I just finished reading a novel by Stephenie Meyer, Twilight. It was your average angsty vampire novel (which I like sometimes when I'm in the mood), and it contains tons of crunchy and delicious bits for an Inner Self to chomp on, so it was quite pleasurable in that sense. The novel generally deals with vampires from the point of view of a high school girl, which was a bit tiresome in a 90210 sort of way, but as I was reading through it, I was struck by a question on the mental level... This novel makes it seem cool to be a vampire, and this girl wants nothing more than to be like the vampires she meets in the story.
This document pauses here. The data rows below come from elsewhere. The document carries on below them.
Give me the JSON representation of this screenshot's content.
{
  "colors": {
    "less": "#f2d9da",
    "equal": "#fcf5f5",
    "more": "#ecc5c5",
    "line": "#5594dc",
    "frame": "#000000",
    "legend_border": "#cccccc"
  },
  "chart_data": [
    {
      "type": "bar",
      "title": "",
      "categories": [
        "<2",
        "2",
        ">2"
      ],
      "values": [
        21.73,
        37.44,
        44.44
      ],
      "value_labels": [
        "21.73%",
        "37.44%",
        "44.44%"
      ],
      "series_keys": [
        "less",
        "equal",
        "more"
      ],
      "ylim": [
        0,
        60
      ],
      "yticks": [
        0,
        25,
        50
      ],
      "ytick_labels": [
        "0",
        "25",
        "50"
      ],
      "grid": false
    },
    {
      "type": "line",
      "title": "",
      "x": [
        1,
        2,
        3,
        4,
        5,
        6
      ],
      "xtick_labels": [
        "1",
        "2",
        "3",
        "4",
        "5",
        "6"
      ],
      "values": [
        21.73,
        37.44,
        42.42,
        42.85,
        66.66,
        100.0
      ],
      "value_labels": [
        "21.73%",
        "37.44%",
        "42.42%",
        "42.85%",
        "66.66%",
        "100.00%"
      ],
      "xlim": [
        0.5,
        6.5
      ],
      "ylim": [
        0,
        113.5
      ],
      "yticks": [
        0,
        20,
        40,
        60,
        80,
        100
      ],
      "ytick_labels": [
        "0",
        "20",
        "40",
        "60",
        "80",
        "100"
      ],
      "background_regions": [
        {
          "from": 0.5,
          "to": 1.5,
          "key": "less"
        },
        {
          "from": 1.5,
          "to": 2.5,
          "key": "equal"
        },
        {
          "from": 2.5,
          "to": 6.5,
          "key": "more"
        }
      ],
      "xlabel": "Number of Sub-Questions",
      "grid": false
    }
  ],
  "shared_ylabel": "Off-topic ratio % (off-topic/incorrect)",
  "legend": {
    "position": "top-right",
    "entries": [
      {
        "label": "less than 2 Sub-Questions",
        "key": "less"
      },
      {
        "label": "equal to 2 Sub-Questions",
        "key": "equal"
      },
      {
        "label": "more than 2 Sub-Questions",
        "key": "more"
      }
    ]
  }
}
All throughout the book, these beings are glorified and they act as the protagonists, and naturally kids today will eat that stuff up. Where are the novels that cast the awakened beings as protagonists?

What if you had an equivalent novel to that, where instead of vampires, there was this group of kids that was Conscious? Just like the vampires, people would sort of stay away from them, yet not hate them because they couldn't quite figure them out well enough to make a decision either way. The antagonists in the story could be kids that are the opposite and instead were enticed into egoic fantasies and began playing with black magic and all kinds of other stuff.

What if this book made it seem cool to awaken?

Potentially, I know the answer, or at least part of it. Thousands of kids might read the book, and most will probably ignore it, which is fine. You'll probably also wind up with a few assholes (to use Draja's term) who thought they got it, and then maybe, just maybe, you'll inspire three or four kids who needed to hear it. In the end, I think it would be a game of statistics, but don't you think that might be worth it?

I wonder where these novels are. This is a genre that needs to be born, IMO. Dan Millman's The Journey's of Socrates is one novel that already exists along these lines but there should be more. If I was a better writer (and had time), I'd take a crack at that.